I have a simple contingency table with two nominal variables. Let's say Age and Gender. The software that I'm using reports the relationship between the two variables using Pearson's Chi-Square Test of Independence, to which I understand.
But when I select only two cells in the table and try to do a test for that, the software reports it still uses Pearson's Chi-Square Test of Independence, but use it to test the difference in the population (see below).

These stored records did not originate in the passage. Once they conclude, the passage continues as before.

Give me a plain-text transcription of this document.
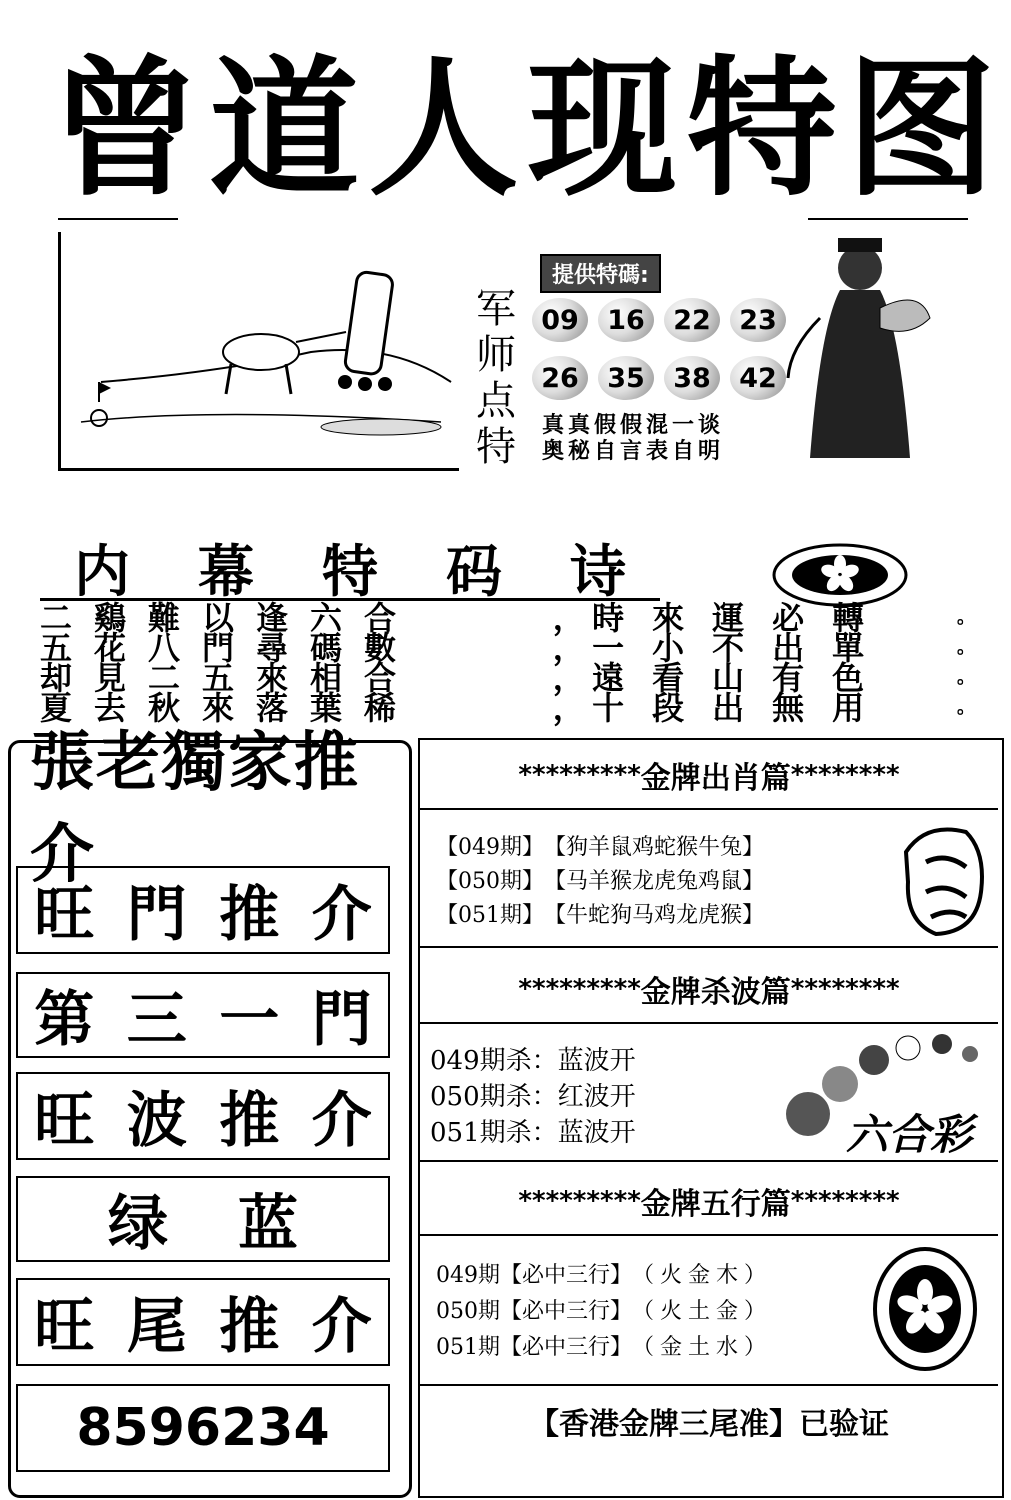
曾 道 人 现 特 图
军
师
点
特
提供特碼:
09	16	22	23
26	35	38	42
真真假假混一谈
奥秘自言表自明
内 幕 特 码 诗
二鷄難以逢六合	， 時來運必轉	。
五花八門尋碼數	， 一小不出單	。
却見二五來相合	， 遠看山有色	。
夏去秋來落葉稀	， 十段出無用	。
張老獨家推介
旺 門 推 介
第 三 一 門
旺 波 推 介
绿 蓝
旺 尾 推 介
8596234
********* 金牌出肖篇 ********
【049期】 【狗羊鼠鸡蛇猴牛兔】
【050期】 【马羊猴龙虎兔鸡鼠】
【051期】 【牛蛇狗马鸡龙虎猴】
********* 金牌杀波篇 ********
049期杀：蓝波开
050期杀：红波开
051期杀：蓝波开	六合彩
********* 金牌五行篇 ********
049期 【必中三行】 （火金木）
050期 【必中三行】 （火土金）
051期 【必中三行】 （金土水）
【香港金牌三尾准】已验证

Q: Why does the software use the same Chi-Square test to test the difference in the population for the two cells I select. Shouldn't that be a t-test? Shouldn't that the chi-square be used to test the relationship for the two variables,
Q: Statistically, what's the interpretation if I try to do a hypothesis testing on only two cells in a table?
Total sample
Unweighted
base n = 327
Pearson's Chi-Square Test of Independence
Chi-Square = 0.023
Degrees of Freedom = 1
n = 327
Effective Sample Size = 327
Agresti, Alan (1990): Categorical Data Analysis, John Wiley & Sons: New York, pp 24-25, 47-48.
p = 0.88
Not significant
Null hypothesis: There is no difference in the population between the proportion of '18 to 24' of people in 'Male' than 'Female'.
At the 0.05 level of significance, the null hypothesis is not rejected.